De igual modo, se impone una condena a su exasesor Koldo García a 19 años, ocho meses y un día de prisión por delitos de organización criminal, cohecho, malversación y tráfico de influencias.
Por su parte, al empresario Víctor de Aldama, al que se aplica la atenuante muy cualificada de colaboración con la Justicia, ha sido condenado cuatro 4 años y seis meses de prisión por delitos de organización criminal y cohecho.
Además, el Alto Tribunal ha acordado suspender la ejecución de esta pena por su aportación al descubrimiento de los delitos y a condición de no delinquir, presentar un informe semestral de actividades y realizar trabajos en beneficio de la comunidad durante un año.
Organización corrupta
La sentencia, adoptada por unanimidad, concluye que los tres acusados formaron una organización criminal con reparto de funciones que cometió graves delitos de corrupción.
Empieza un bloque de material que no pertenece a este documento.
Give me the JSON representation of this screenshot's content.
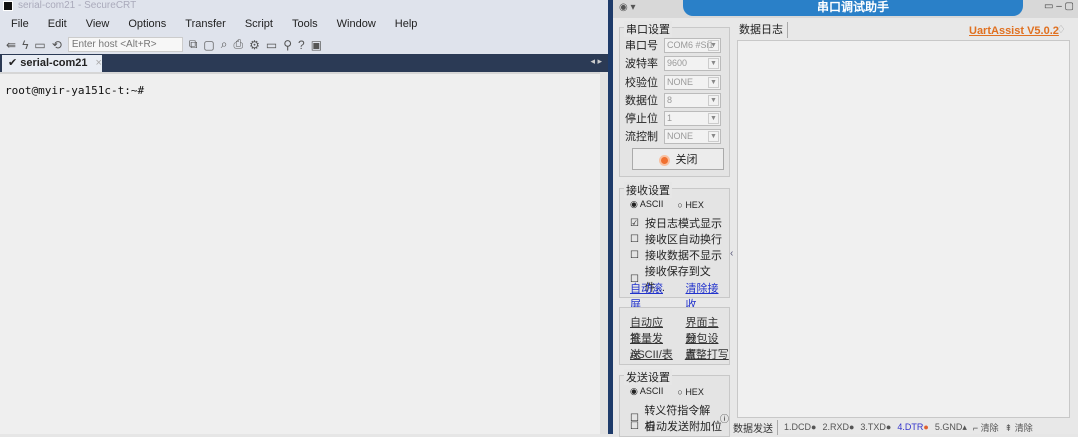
{
  "securecrt": {
    "window_title": "serial-com21 - SecureCRT",
    "menu": [
      "File",
      "Edit",
      "View",
      "Options",
      "Transfer",
      "Script",
      "Tools",
      "Window",
      "Help"
    ],
    "host_placeholder": "Enter host <Alt+R>",
    "tab_label": "serial-com21",
    "tab_close": "×",
    "terminal_text": "root@myir-ya151c-t:~#"
  },
  "uart": {
    "title": "串口调试助手",
    "version_link": "UartAssist V5.0.2",
    "log_tab": "数据日志",
    "port_settings": {
      "title": "串口设置",
      "fields": [
        {
          "label": "串口号",
          "value": "COM6 #Si1"
        },
        {
          "label": "波特率",
          "value": "9600"
        },
        {
          "label": "校验位",
          "value": "NONE"
        },
        {
          "label": "数据位",
          "value": "8"
        },
        {
          "label": "停止位",
          "value": "1"
        },
        {
          "label": "流控制",
          "value": "NONE"
        }
      ],
      "close_button": "关闭"
    },
    "receive_settings": {
      "title": "接收设置",
      "radio_ascii": "ASCII",
      "radio_hex": "HEX",
      "options": [
        {
          "label": "按日志模式显示",
          "checked": true
        },
        {
          "label": "接收区自动换行",
          "checked": false
        },
        {
          "label": "接收数据不显示",
          "checked": false
        },
        {
          "label": "接收保存到文件...",
          "checked": false
        }
      ],
      "link_autoscroll": "自动滚屏",
      "link_clear": "清除接收"
    },
    "tools": [
      "自动应答",
      "界面主题",
      "批量发送",
      "分包设置",
      "ASCII/表",
      "点整打写"
    ],
    "send_settings": {
      "title": "发送设置",
      "radio_ascii": "ASCII",
      "radio_hex": "HEX",
      "options": [
        {
          "label": "转义符指令解析",
          "checked": false
        },
        {
          "label": "自动发送附加位",
          "checked": false
        }
      ]
    },
    "bottom": {
      "send_tab": "数据发送",
      "pins": [
        "1.DCD",
        "2.RXD",
        "3.TXD",
        "4.DTR",
        "5.GND"
      ],
      "clear1": "清除",
      "clear2": "清除"
    }
  }
}
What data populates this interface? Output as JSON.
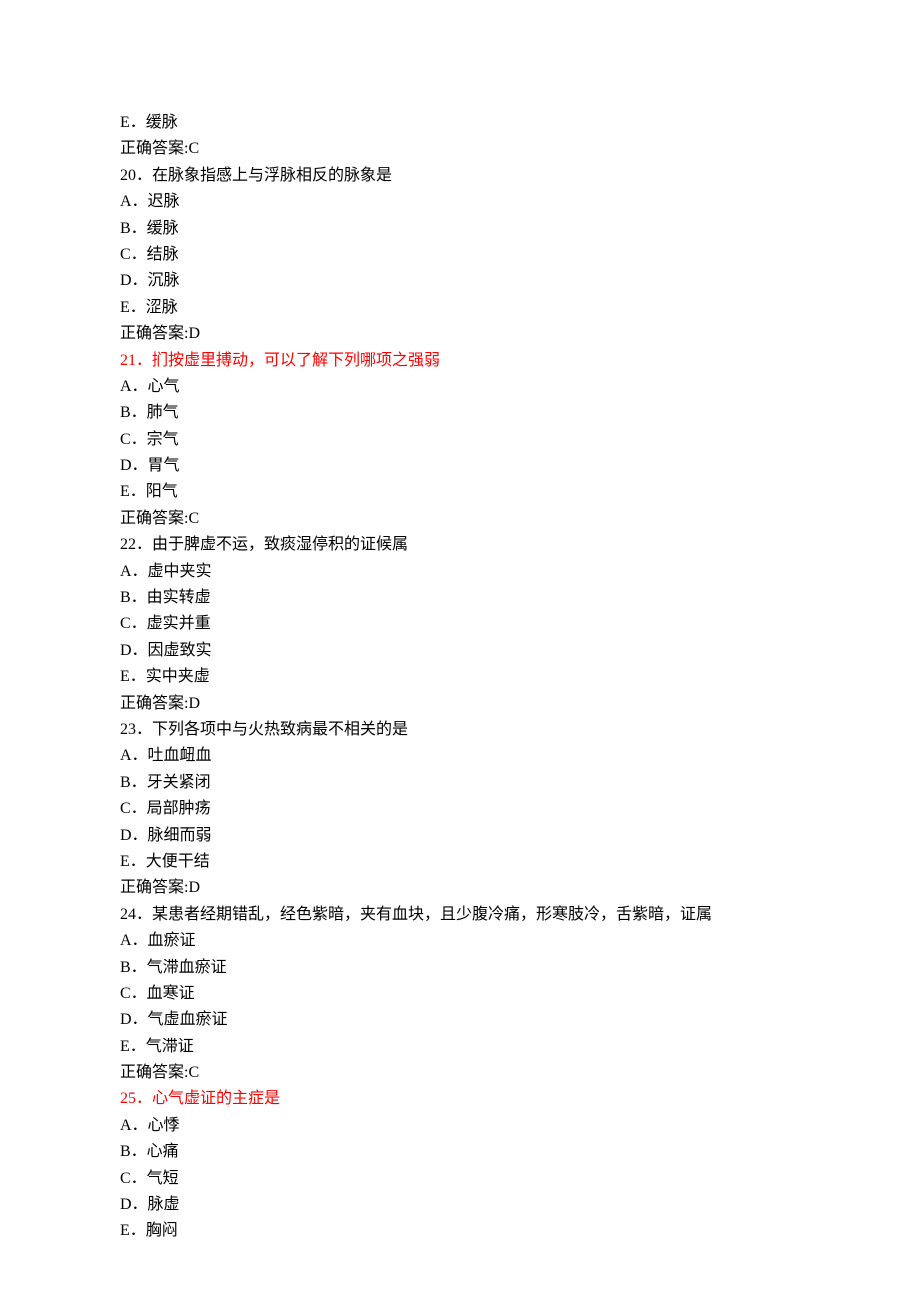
{
  "lines": [
    {
      "text": "E．缓脉",
      "red": false
    },
    {
      "text": "正确答案:C",
      "red": false
    },
    {
      "text": "20．在脉象指感上与浮脉相反的脉象是",
      "red": false
    },
    {
      "text": "A．迟脉",
      "red": false
    },
    {
      "text": "B．缓脉",
      "red": false
    },
    {
      "text": "C．结脉",
      "red": false
    },
    {
      "text": "D．沉脉",
      "red": false
    },
    {
      "text": "E．涩脉",
      "red": false
    },
    {
      "text": "正确答案:D",
      "red": false
    },
    {
      "text": "21．扪按虚里搏动，可以了解下列哪项之强弱",
      "red": true
    },
    {
      "text": "A．心气",
      "red": false
    },
    {
      "text": "B．肺气",
      "red": false
    },
    {
      "text": "C．宗气",
      "red": false
    },
    {
      "text": "D．胃气",
      "red": false
    },
    {
      "text": "E．阳气",
      "red": false
    },
    {
      "text": "正确答案:C",
      "red": false
    },
    {
      "text": "22．由于脾虚不运，致痰湿停积的证候属",
      "red": false
    },
    {
      "text": "A．虚中夹实",
      "red": false
    },
    {
      "text": "B．由实转虚",
      "red": false
    },
    {
      "text": "C．虚实并重",
      "red": false
    },
    {
      "text": "D．因虚致实",
      "red": false
    },
    {
      "text": "E．实中夹虚",
      "red": false
    },
    {
      "text": "正确答案:D",
      "red": false
    },
    {
      "text": "23．下列各项中与火热致病最不相关的是",
      "red": false
    },
    {
      "text": "A．吐血衄血",
      "red": false
    },
    {
      "text": "B．牙关紧闭",
      "red": false
    },
    {
      "text": "C．局部肿疡",
      "red": false
    },
    {
      "text": "D．脉细而弱",
      "red": false
    },
    {
      "text": "E．大便干结",
      "red": false
    },
    {
      "text": "正确答案:D",
      "red": false
    },
    {
      "text": "24．某患者经期错乱，经色紫暗，夹有血块，且少腹冷痛，形寒肢冷，舌紫暗，证属",
      "red": false
    },
    {
      "text": "A．血瘀证",
      "red": false
    },
    {
      "text": "B．气滞血瘀证",
      "red": false
    },
    {
      "text": "C．血寒证",
      "red": false
    },
    {
      "text": "D．气虚血瘀证",
      "red": false
    },
    {
      "text": "E．气滞证",
      "red": false
    },
    {
      "text": "正确答案:C",
      "red": false
    },
    {
      "text": "25．心气虚证的主症是",
      "red": true
    },
    {
      "text": "A．心悸",
      "red": false
    },
    {
      "text": "B．心痛",
      "red": false
    },
    {
      "text": "C．气短",
      "red": false
    },
    {
      "text": "D．脉虚",
      "red": false
    },
    {
      "text": "E．胸闷",
      "red": false
    }
  ]
}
El Supremo onsidera probados los delitos en la adjudicación del suministro de trece millones de mascarillas a Puertos del Estado y Adif a una empresa vinculada a Aldama, la remuneración mensual de 10.000 euros para 'gastos fijos' de Ábalos, la contratación de dos conocidas del exministro en empresas públicas, el pago del piso a una de ellas, el contrato de arrendamiento con opción a compra entre Aldama y Ábalos de un piso en Madrid, y el arrendamiento de viviendas en Marbella y La Línea de la Concepción también con opción de compra por gestiones relacionadas con la emisión de una nota de prensa sobre rescate de Air Europa y para la concesión de una licencia de hidrocarburos.
Se aprovecharon en plena pandemia
El particular, el auto asegura que en el contexto de la pandemia de covid-19, los tres acusados, de mutuo acuerdo, ante la necesidad de compra de material sanitario, en coordinada actuación, utilizaron su ascendencia para que la empresa Soluciones de Gestión, mercantil vinculada a Víctor de Aldama, resultara adjudicataria de dos contratos de suministro de mascarillas licitados por Puertos del Estado y Adif, de manera que Víctor de Aldama se lucraba, a través de las comisiones concertadas con Soluciones de Gestión, y con cargo a las mismas.
De ese importe, pactaron que una parte la entregaría Víctor de Aldama a los otros dos acusados.
En su auto, el tribunal destaca el grave deterioro de la confianza ciudadana en el sistema político que provoca la corrupción, que, según su criterio, socava la arquitectura democrática del Estado.